NIST has made many advances in photon detector designs. In the latest work, described in Optics Express, NIST researchers used an electron beam to pattern nanowires into a thin film made of a heat-tolerant ceramic superconductor, molybdenum silicide. The tiny boost in energy that occurs when a single photon hits is enough to make the nanowires briefly lose their superconducting capability and become normal conductors, signaling the event.

Nanowire detectors are superfast, counting tens of millions of photons per second, and generating few "dark" (or false) counts. Originally they were inefficient--meaning they missed photons they should have counted--but NIST has been fine-tuning their properties, first by boosting efficiency and now reducing jitter.

The new design improves on NIST's 2011 tungsten-silicon alloy material because it can operate at higher (though still cryogenic) temperatures and at a higher electrical current. The higher temperature simplifies refrigeration; the higher current cuts jitter in half, from about 150 picoseconds to 76 picoseconds. NIST researchers enhanced the detector's light absorption and efficiency by embedding the chip in a cavity made of gold mirrors and layers of other unreactive materials.

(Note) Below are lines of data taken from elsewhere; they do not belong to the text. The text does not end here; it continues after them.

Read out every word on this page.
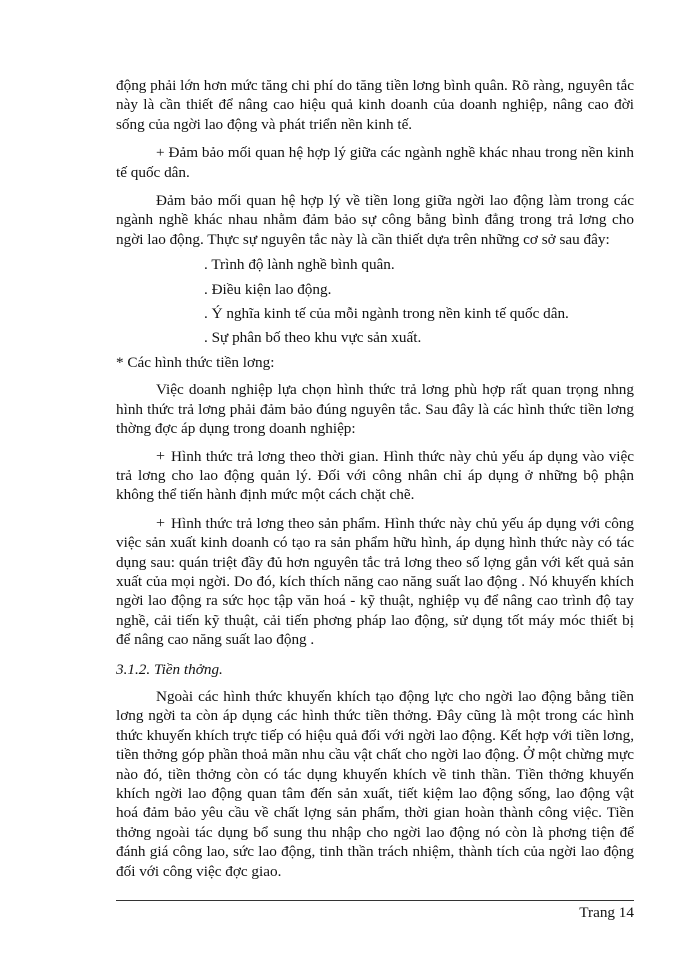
động phải lớn hơn mức tăng chi phí do tăng tiền lơng bình quân. Rõ ràng, nguyên tắc này là cần thiết để nâng cao hiệu quả kinh doanh của doanh nghiệp, nâng cao đời sống của ngời lao động và phát triển nền kinh tế.

+ Đảm bảo mối quan hệ hợp lý giữa các ngành nghề khác nhau trong nền kinh tế quốc dân.

Đảm bảo mối quan hệ hợp lý về tiền long giữa ngời lao động làm trong các ngành nghề khác nhau nhằm đảm bảo sự công bằng bình đẳng trong trả lơng cho ngời lao động. Thực sự nguyên tắc này là cần thiết dựa trên những cơ sở sau đây:

. Trình độ lành nghề bình quân.

. Điều kiện lao động.

. Ý nghĩa kinh tế của mỗi ngành trong nền kinh tế quốc dân.

. Sự phân bố theo khu vực sản xuất.

* Các hình thức tiền lơng:

Việc doanh nghiệp lựa chọn hình thức trả lơng phù hợp rất quan trọng nhng hình thức trả lơng phải đảm bảo đúng nguyên tắc. Sau đây là các hình thức tiền lơng thờng đợc áp dụng trong doanh nghiệp:

+ Hình thức trả lơng theo thời gian. Hình thức này chủ yếu áp dụng vào việc trả lơng cho lao động quản lý. Đối với công nhân chỉ áp dụng ở những bộ phận không thể tiến hành định mức một cách chặt chẽ.

+ Hình thức trả lơng theo sản phẩm. Hình thức này chủ yếu áp dụng với công việc sản xuất kinh doanh có tạo ra sản phẩm hữu hình, áp dụng hình thức này có tác dụng sau: quán triệt đầy đủ hơn nguyên tắc trả lơng theo số lợng gắn với kết quả sản xuất của mọi ngời. Do đó, kích thích năng cao năng suất lao động . Nó khuyến khích ngời lao động ra sức học tập văn hoá - kỹ thuật, nghiệp vụ để nâng cao trình độ tay nghề, cải tiến kỹ thuật, cải tiến phơng pháp lao động, sử dụng tốt máy móc thiết bị để nâng cao năng suất lao động .

3.1.2. Tiền thởng.

Ngoài các hình thức khuyến khích tạo động lực cho ngời lao động bằng tiền lơng ngời ta còn áp dụng các hình thức tiền thởng. Đây cũng là một trong các hình thức khuyến khích trực tiếp có hiệu quả đối với ngời lao động. Kết hợp với tiền lơng, tiền thởng góp phần thoả mãn nhu cầu vật chất cho ngời lao động. Ở một chừng mực nào đó, tiền thởng còn có tác dụng khuyến khích về tinh thần. Tiền thởng khuyến khích ngời lao động quan tâm đến sản xuất, tiết kiệm lao động sống, lao động vật hoá đảm bảo yêu cầu về chất lợng sản phẩm, thời gian hoàn thành công việc. Tiền thởng ngoài tác dụng bổ sung thu nhập cho ngời lao động nó còn là phơng tiện để đánh giá công lao, sức lao động, tinh thần trách nhiệm, thành tích của ngời lao động đối với công việc đợc giao.

Trang 14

Researchers demonstrated detector efficiencies of 87 percent at wavelengths that are useful in telecommunications. This was almost as efficient as tungsten-silicon devices (93 percent) but with significantly lower jitter.

The molybdenum-silicide material adds to NIST's contributions in the competitive international field of quantum information science. Development of next-generation sensors offering high precision is a NIST priority. NIST single-photon detectors are used in a variety of experiments around the world.

The detectors were made in NIST Boulder's microfabrication facility. Researchers from the University of Geneva in Switzerland and the Jet Propulsion Laboratory at the California Institute of Technology also contributed to the work.